Intervertebral disc degeneration is a common and significant health concern that often leads to low back pain and worker disability. Disc degeneration is often irreversible, and current treatments do not adequately restore cell health or biomechanical function. Tissue engineering strategies are a possible solution to regenerate disc matrix, but one challenge for regenerating tissue is the degenerative disc microenvironment, which is characterized by inflammation, hypoxia, low glucose, low pH, and high osmolality. This research focuses on the effect of design factors on tissue-engineered constructs in the context of the disc microenvironment.

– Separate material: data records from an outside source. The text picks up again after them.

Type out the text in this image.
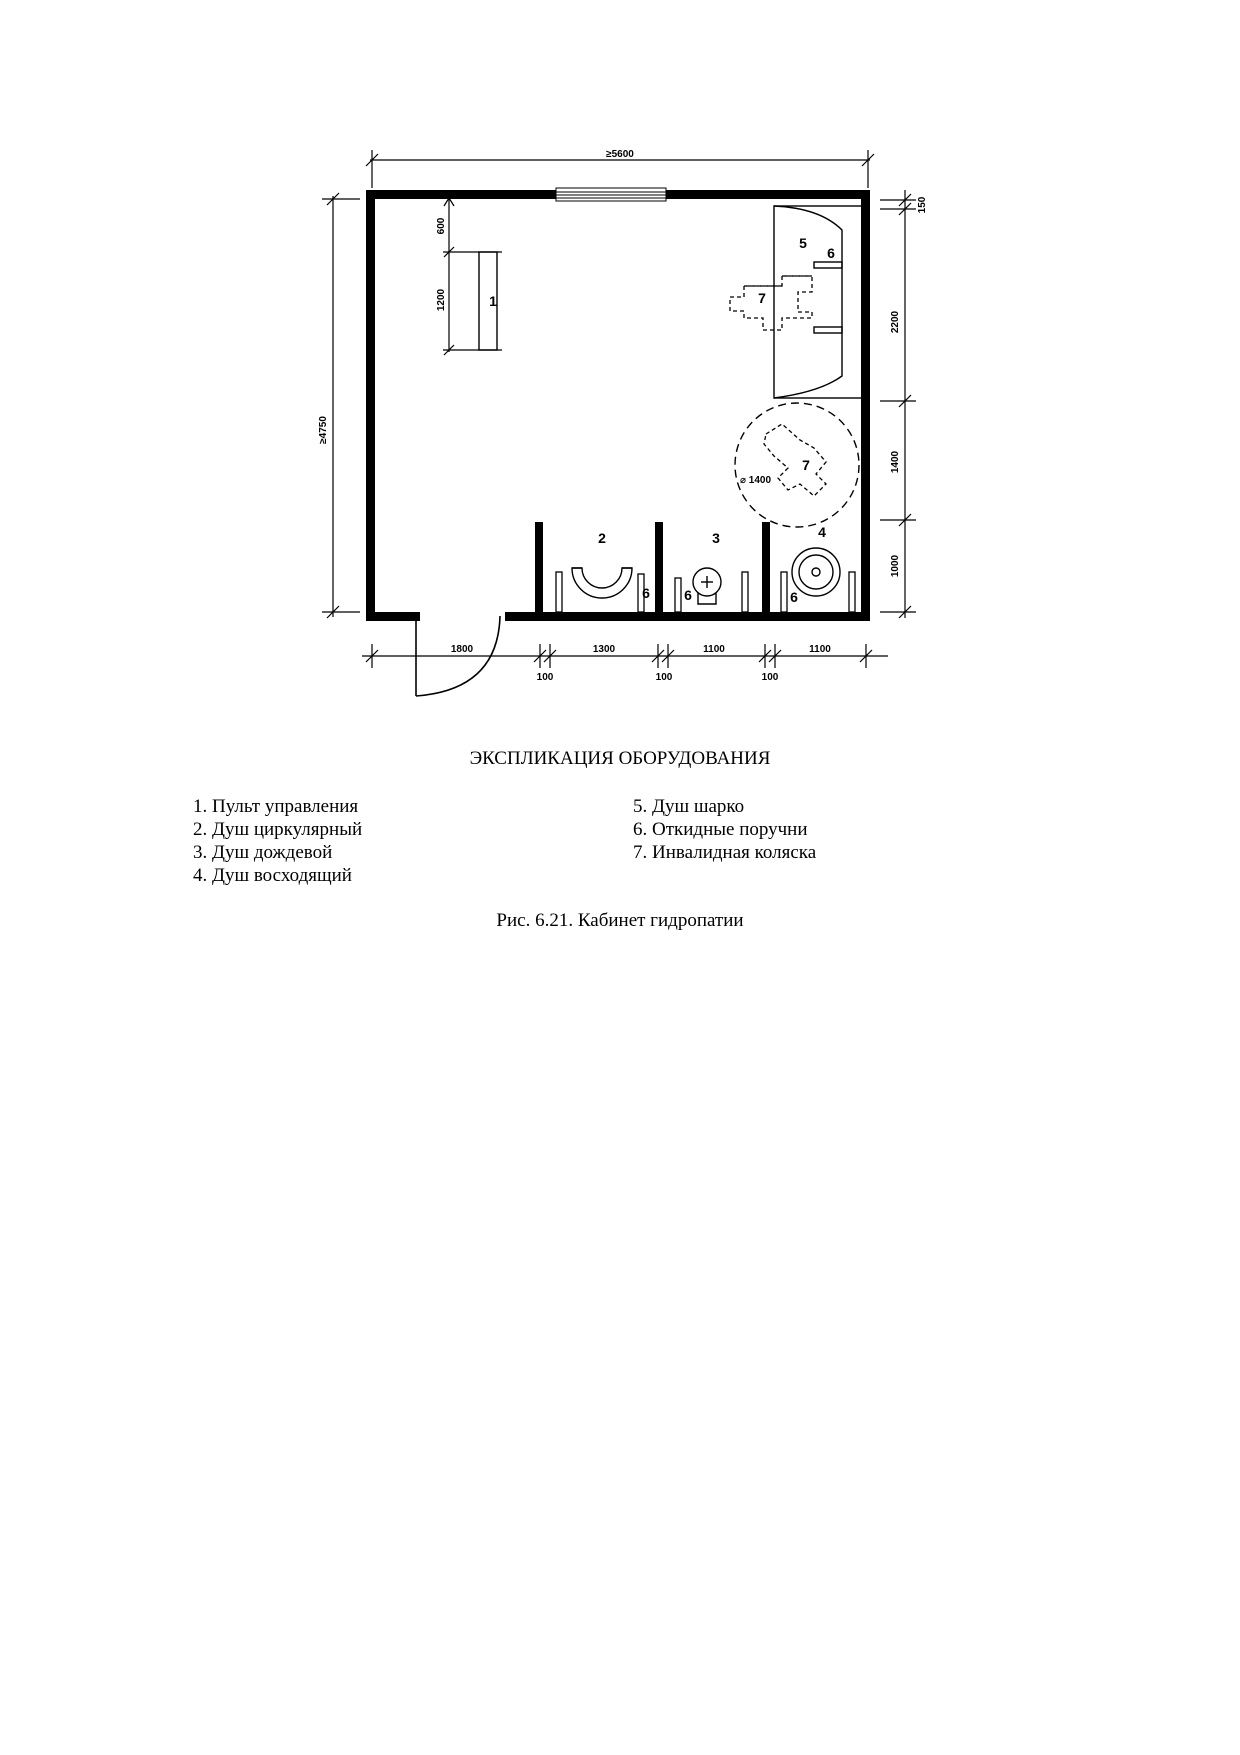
≥5600
≥4750
600
1200
150
2200
1400
1000
1800	1300	1100	1100
100	100	100
⌀ 1400
1
2	3	4
5
6
6 6	6
7
7
ЭКСПЛИКАЦИЯ ОБОРУДОВАНИЯ
1. Пульт управления
2. Душ циркулярный
3. Душ дождевой
4. Душ восходящий
5. Душ шарко
6. Откидные поручни
7. Инвалидная коляска
Рис. 6.21. Кабинет гидропатии
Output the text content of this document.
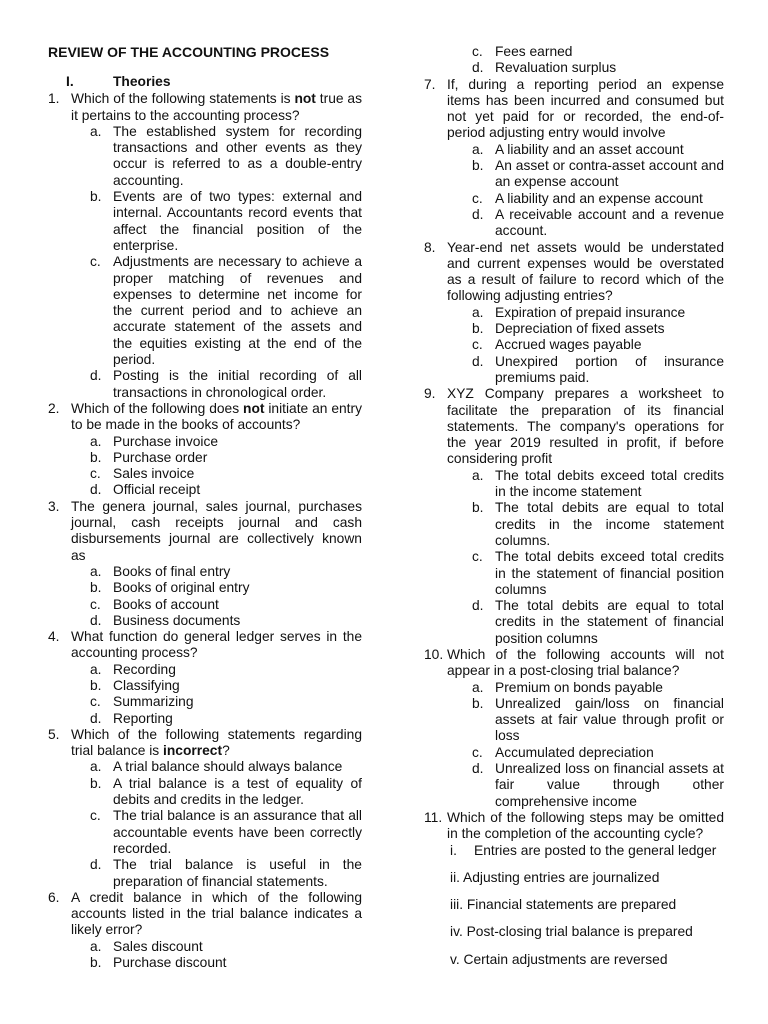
REVIEW OF THE ACCOUNTING PROCESS
I.	Theories
1. Which of the following statements is not true as it pertains to the accounting process?
a. The established system for recording transactions and other events as they occur is referred to as a double-entry accounting.
b. Events are of two types: external and internal. Accountants record events that affect the financial position of the enterprise.
c. Adjustments are necessary to achieve a proper matching of revenues and expenses to determine net income for the current period and to achieve an accurate statement of the assets and the equities existing at the end of the period.
d. Posting is the initial recording of all transactions in chronological order.
2. Which of the following does not initiate an entry to be made in the books of accounts?
a. Purchase invoice
b. Purchase order
c. Sales invoice
d. Official receipt
3. The genera journal, sales journal, purchases journal, cash receipts journal and cash disbursements journal are collectively known as
a. Books of final entry
b. Books of original entry
c. Books of account
d. Business documents
4. What function do general ledger serves in the accounting process?
a. Recording
b. Classifying
c. Summarizing
d. Reporting
5. Which of the following statements regarding trial balance is incorrect?
a. A trial balance should always balance
b. A trial balance is a test of equality of debits and credits in the ledger.
c. The trial balance is an assurance that all accountable events have been correctly recorded.
d. The trial balance is useful in the preparation of financial statements.
6. A credit balance in which of the following accounts listed in the trial balance indicates a likely error?
a. Sales discount
b. Purchase discount
c. Fees earned
d. Revaluation surplus
7. If, during a reporting period an expense items has been incurred and consumed but not yet paid for or recorded, the end-of-period adjusting entry would involve
a. A liability and an asset account
b. An asset or contra-asset account and an expense account
c. A liability and an expense account
d. A receivable account and a revenue account.
8. Year-end net assets would be understated and current expenses would be overstated as a result of failure to record which of the following adjusting entries?
a. Expiration of prepaid insurance
b. Depreciation of fixed assets
c. Accrued wages payable
d. Unexpired portion of insurance premiums paid.
9. XYZ Company prepares a worksheet to facilitate the preparation of its financial statements. The company's operations for the year 2019 resulted in profit, if before considering profit
a. The total debits exceed total credits in the income statement
b. The total debits are equal to total credits in the income statement columns.
c. The total debits exceed total credits in the statement of financial position columns
d. The total debits are equal to total credits in the statement of financial position columns
10. Which of the following accounts will not appear in a post-closing trial balance?
a. Premium on bonds payable
b. Unrealized gain/loss on financial assets at fair value through profit or loss
c. Accumulated depreciation
d. Unrealized loss on financial assets at fair value through other comprehensive income
11. Which of the following steps may be omitted in the completion of the accounting cycle?
i.	Entries are posted to the general ledger
ii. Adjusting entries are journalized
iii. Financial statements are prepared
iv. Post-closing trial balance is prepared
v. Certain adjustments are reversed
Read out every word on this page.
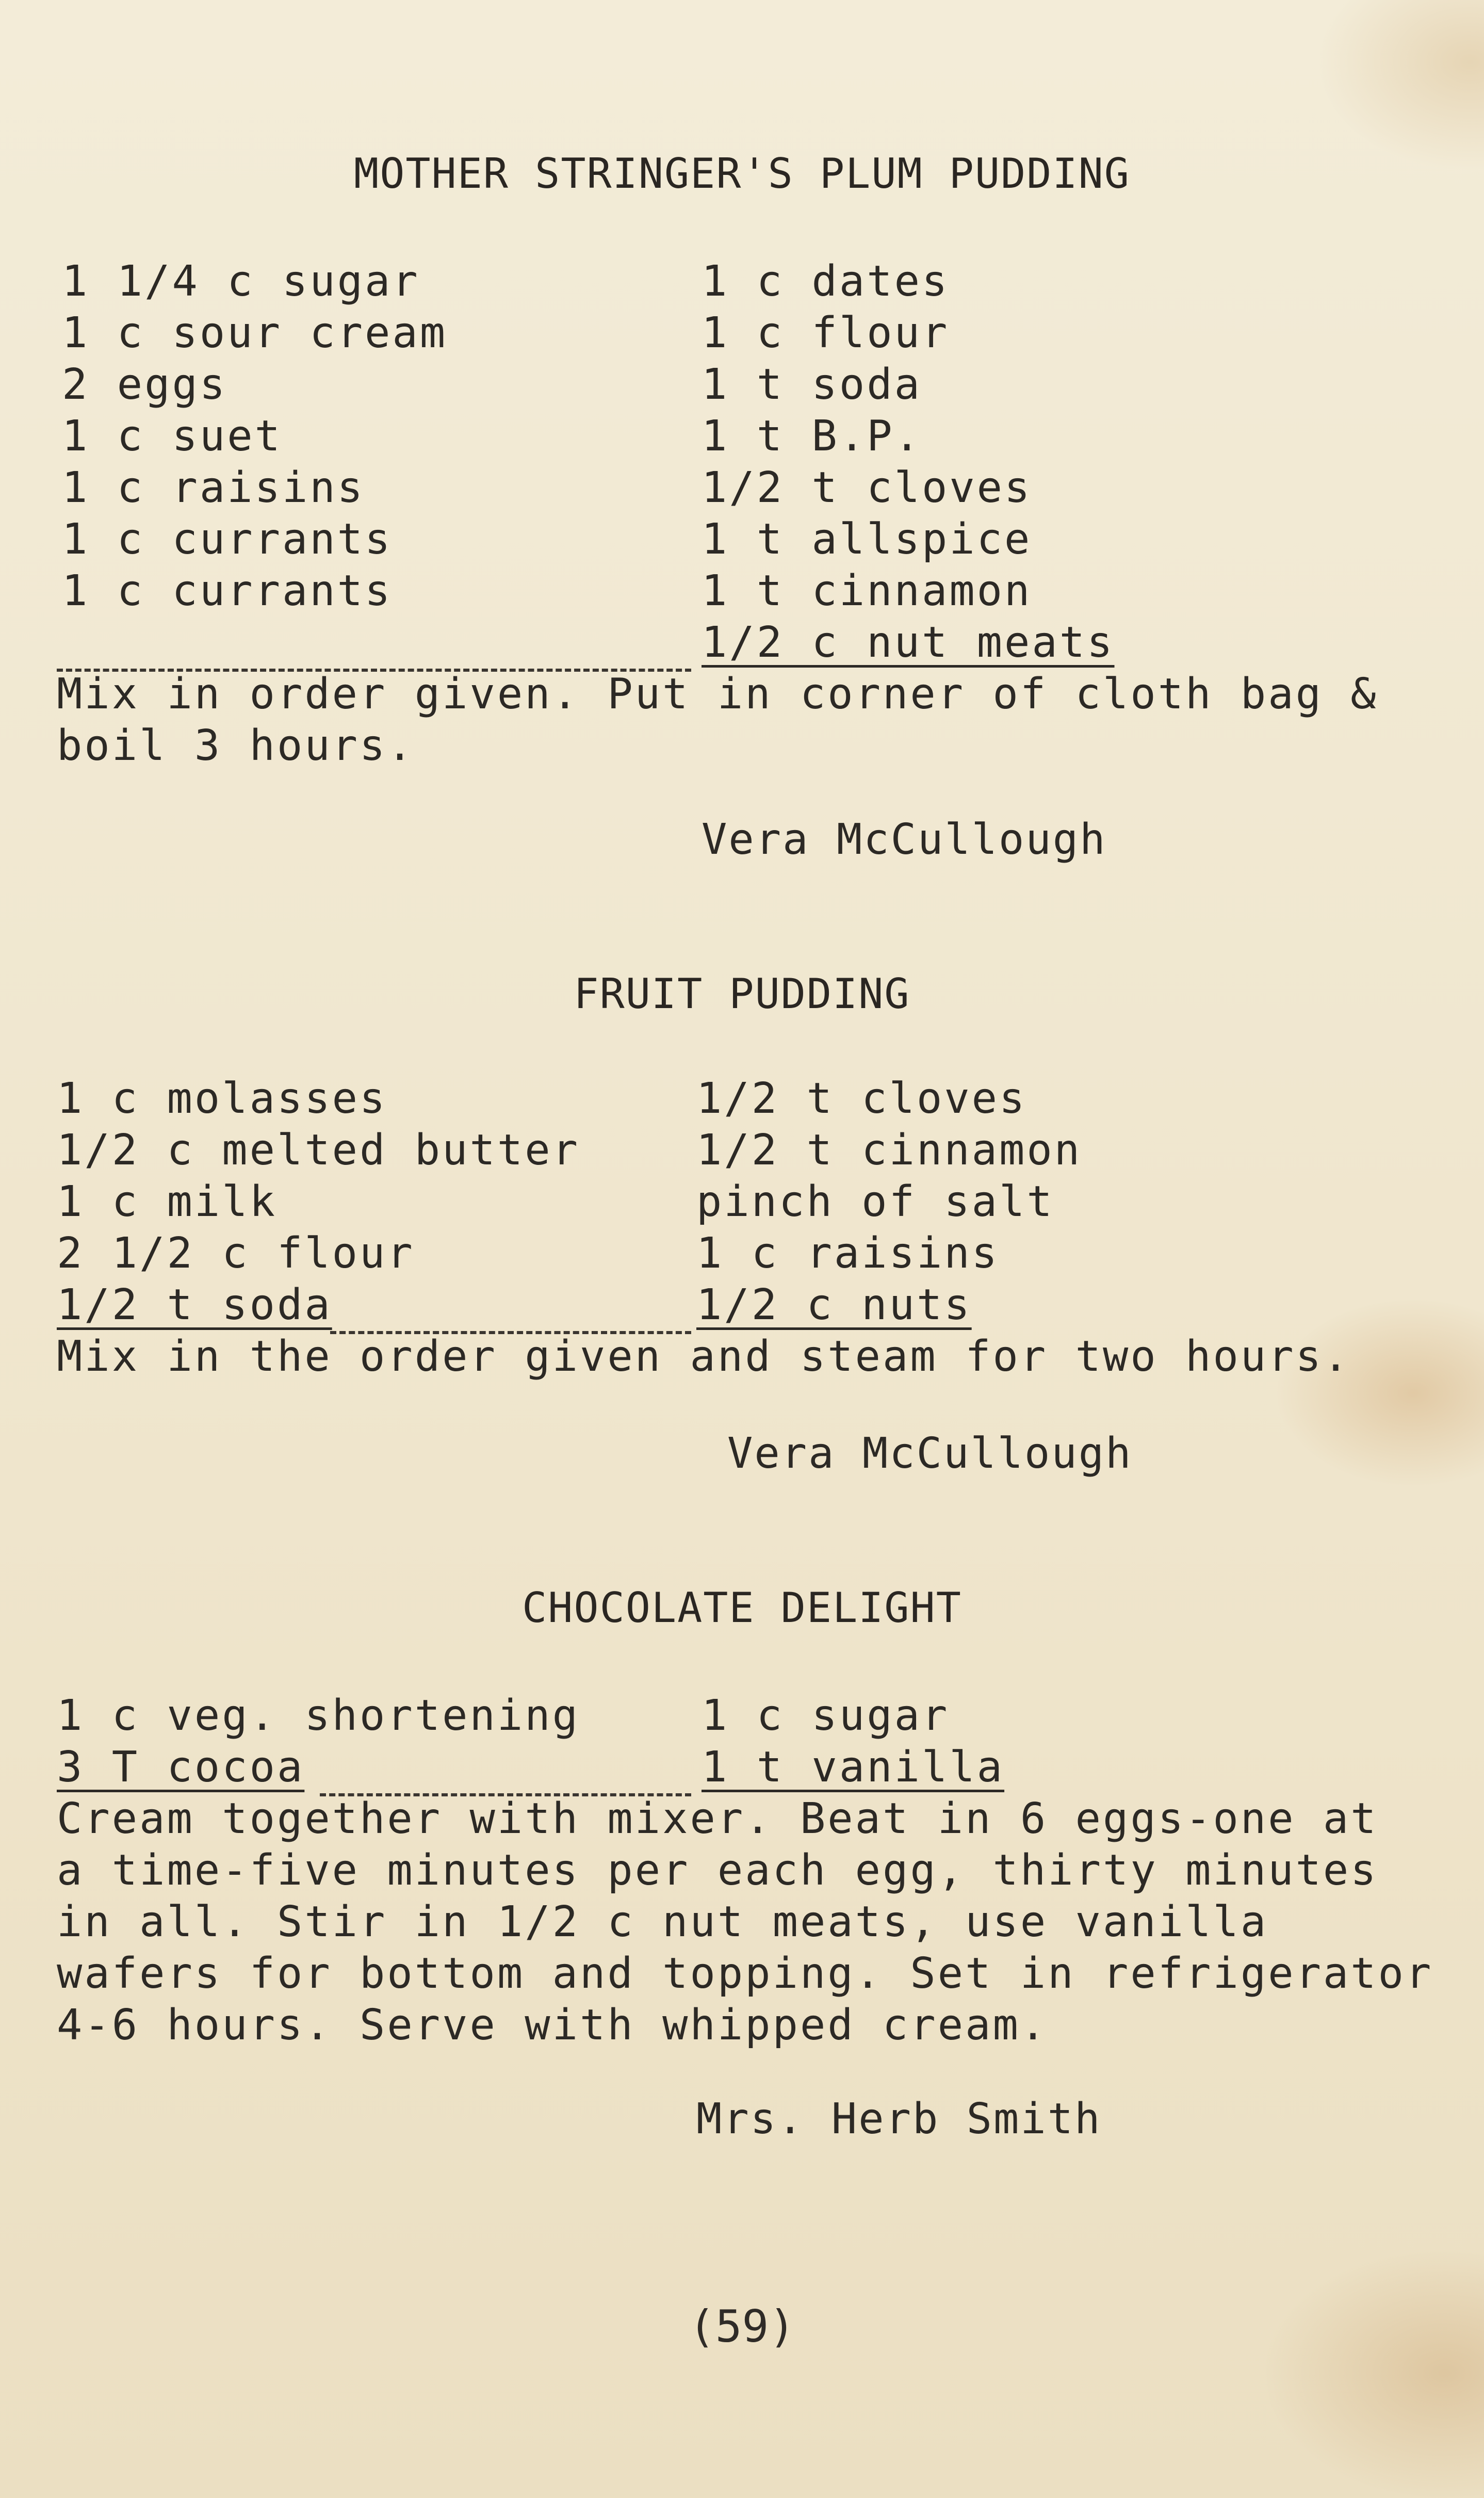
MOTHER STRINGER'S PLUM PUDDING
1 1/4 c sugar
1 c sour cream
2 eggs
1 c suet
1 c raisins
1 c currants
1 c currants
1 c dates
1 c flour
1 t soda
1 t B.P.
1/2 t cloves
1 t allspice
1 t cinnamon
1/2 c nut meats
Mix in order given. Put in corner of cloth bag &
boil 3 hours.
Vera McCullough
FRUIT PUDDING
1 c molasses
1/2 c melted butter
1 c milk
2 1/2 c flour
1/2 t soda
1/2 t cloves
1/2 t cinnamon
pinch of salt
1 c raisins
1/2 c nuts
Mix in the order given and steam for two hours.
Vera McCullough
CHOCOLATE DELIGHT
1 c veg. shortening
3 T cocoa
1 c sugar
1 t vanilla
Cream together with mixer. Beat in 6 eggs-one at
a time-five minutes per each egg, thirty minutes
in all. Stir in 1/2 c nut meats, use vanilla
wafers for bottom and topping. Set in refrigerator
4-6 hours. Serve with whipped cream.
Mrs. Herb Smith
(59)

To evaluate the effects of cell type and configuration on anabolic and catabolic performance, we compared MSC-only, NPC-only, and 50:​50 coculture groups in individual cell and micropellet configurations in basal and degenerative (hypoxic and inflammatory) media conditions. NPC and coculture groups had the most anabolic gene expression and GAG synthesis, but inflammatory media conditions dramatically reduced anabolic activity in all groups. Inflammatory and hypoxic media also led to upregulation in catabolic gene expression in NPC-only groups, but MSC-only and coculture groups were more resistant to this upregulation. A micropellet configuration, which provides more direct cell-cell contact, also reduced catabolic induction, and the group combining a cocultured cell type with a micropellet configuration had the lowest catabolic gene expression, suggesting that both design factors contribute to the response to inflammation. The coculture micropellet group also self-organized into a bilayered pellet, which may mimic a structure and mechanical environment present during development.

In the latter part of this research, we evaluated the effect of cell type and hypoxic preconditioning in a diffusion chamber we created to simulate nutrient limitations in the disc microenvironment. We limited diffusion within an agarose gel, and tested NPC-only, MSConly, and 50:​50 coculture groups, along with MSC-only and coculture groups that included MSCs expanded in hypoxia. Within the diffusion-limited system, cell type affected viability. Surprisingly, NPCs had the lowest viability and MSCs had the highest. Viability of the coculture group was close to the mean of its component groups, suggesting that there was no synergistic benefit. Hypoxic preconditioning of MSCs also did not significantly affect viability.

Our results emphasize the importance of considering the microenvironmental context when evaluating cell therapies. In addition, improved understanding of the effects of various design factors can improve the performance of tissue-engineered constructs.